IBM today announced that it has signed a definitive agreement to buy business technology and services provider ILOG for $340 million (€216 million), in a deal that would bring ILOG’s software to IBM’s business process management (BPM), business optimization, and services-oriented architecture technologies for information and application lifecycle management.
The companies maintained a partnership for more than a decade prior to today’s announcement, said Sandy Carter, vice president in charge of IBM’s WebSphere application development and management platform. Over the course of the partnership, IBM identified “tremendous value in ILOG, both as a partner and an acquisition candidate,” Carter said in an interview with Manufacturing Executive.

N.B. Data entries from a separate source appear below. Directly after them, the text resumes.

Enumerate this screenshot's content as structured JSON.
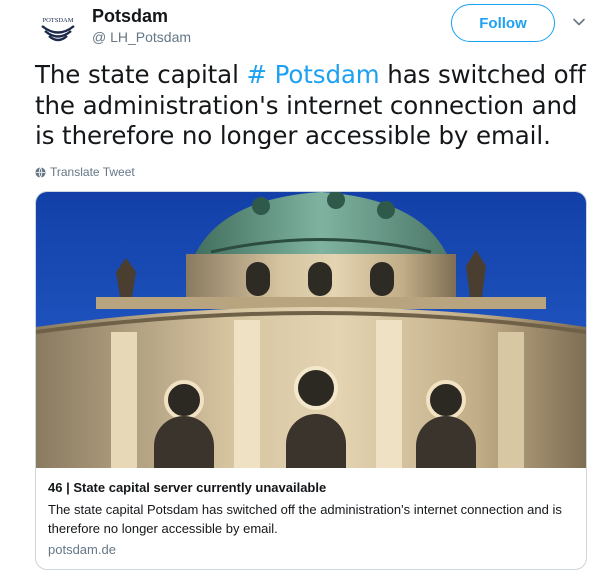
{
  "tweet": {
    "author": {
      "name": "Potsdam",
      "handle": "@ LH_Potsdam",
      "avatar_text": "POTSDAM"
    },
    "follow_label": "Follow",
    "text_before": "The state capital ",
    "hashtag": "# Potsdam",
    "text_after": " has switched off the administration's internet connection and is therefore no longer accessible by email.",
    "translate_label": "Translate Tweet",
    "icons": {
      "caret": "chevron-down-icon",
      "translate": "globe-icon"
    }
  },
  "card": {
    "title": "46 | State capital server currently unavailable",
    "description": "The state capital Potsdam has switched off the administration's internet connection and is therefore no longer accessible by email.",
    "domain": "potsdam.de",
    "image_alt": "building-dome-photo"
  },
  "colors": {
    "accent": "#1da1f2",
    "text": "#14171a",
    "muted": "#657786",
    "border": "#ccd6dd",
    "sky": "#1a4bb8"
  }
}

The ILOG acquisition touches on three specific technology areas, she said: rules management, optimization, and visualization. The first involves the addition of ILOG’s business rule management capabilities to IBM’s software offerings. Specifically, ILOG adds end-to-end rule structure and governance to IBM’s BPM suite for complex rule change management. In a transportation scenario, for instance, in addition to identifying the driver with the most seniority, the ILOG technology adds the capability to determine whether that driver is available and whether he’s had a break within the past two hours, Carter said. “ILOG takes IBM’s BPM platform to the next level.”

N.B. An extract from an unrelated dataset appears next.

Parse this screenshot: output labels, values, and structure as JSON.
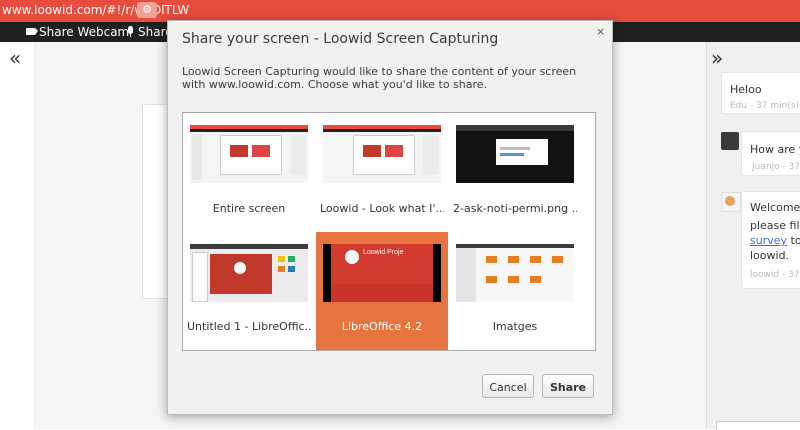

ILOG also adds optimization software to IBM’s BPM suite, which is used to identify the best use of a company’s resources to achieve a given business goal, factoring in constraints, preferences, and other variables. A power company using the technology, for example, can apply it to managing power costs and reducing its carbon emissions. Optimization represents “an exciting new area for IBM,” Carter said; Big Blue has partnered with ILOG for these capabilities in its Global Business Services (GBS) business as well as its software products.
The third technology, visualization, brings several Web 2.0 capabilities to IBM products, Carter said. Visualization technology can be used to build interactive user interfaces via diagrams, maps, schedules, charts, and editors, which can display large volumes of data in a manageable form to speed up decision-making.

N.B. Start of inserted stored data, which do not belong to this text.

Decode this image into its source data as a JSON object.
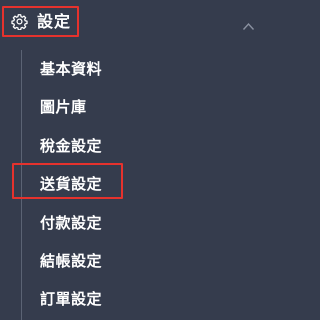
{
  "menu": {
    "title": "設定",
    "icon": "gear-icon",
    "toggle_icon": "chevron-up-icon",
    "expanded": true,
    "items": [
      {
        "label": "基本資料"
      },
      {
        "label": "圖片庫"
      },
      {
        "label": "稅金設定"
      },
      {
        "label": "送貨設定",
        "highlighted": true
      },
      {
        "label": "付款設定"
      },
      {
        "label": "結帳設定"
      },
      {
        "label": "訂單設定"
      }
    ]
  },
  "colors": {
    "background": "#353c4d",
    "text": "#ffffff",
    "highlight_border": "#e5322d",
    "tree_line": "#5b6374"
  }
}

Although she declined to comment on IBM’s plans for ILOG’s other offerings, including supply chain planning and scheduling applications, Carter pointed to IBM’s 2006 acquisition of Webify Solutions, which offered supply chain technology in addition to SOA-enabling tools. Following that purchase, IBM integrated Webify’s supply chain assets into IBM’s GBS consulting practice to solve certain customer problems, she said.
“IBM’s acquisition strategy has been to acquire companies — usually existing partners — that help us to extend value to our customers,” Carter said. “ILOG is a great, ethical company we’ve done business with for 10 years. It is a perfect fit for our acquisition strategy.”
ILOG counts 2,500 customers worldwide and finished 2007 with revenue of $161.5 million (€102.5 million).
IBM and ILOG said the cash tender offer represents a premium of approximately 56% on ILOG’s one-month average closing share price prior to today, and a 37% premium on the closing price of Friday, July 25. ILOG’s board of directors has approved the transaction, according to a statement. The deal is expected to close by the end of the year, IBM said.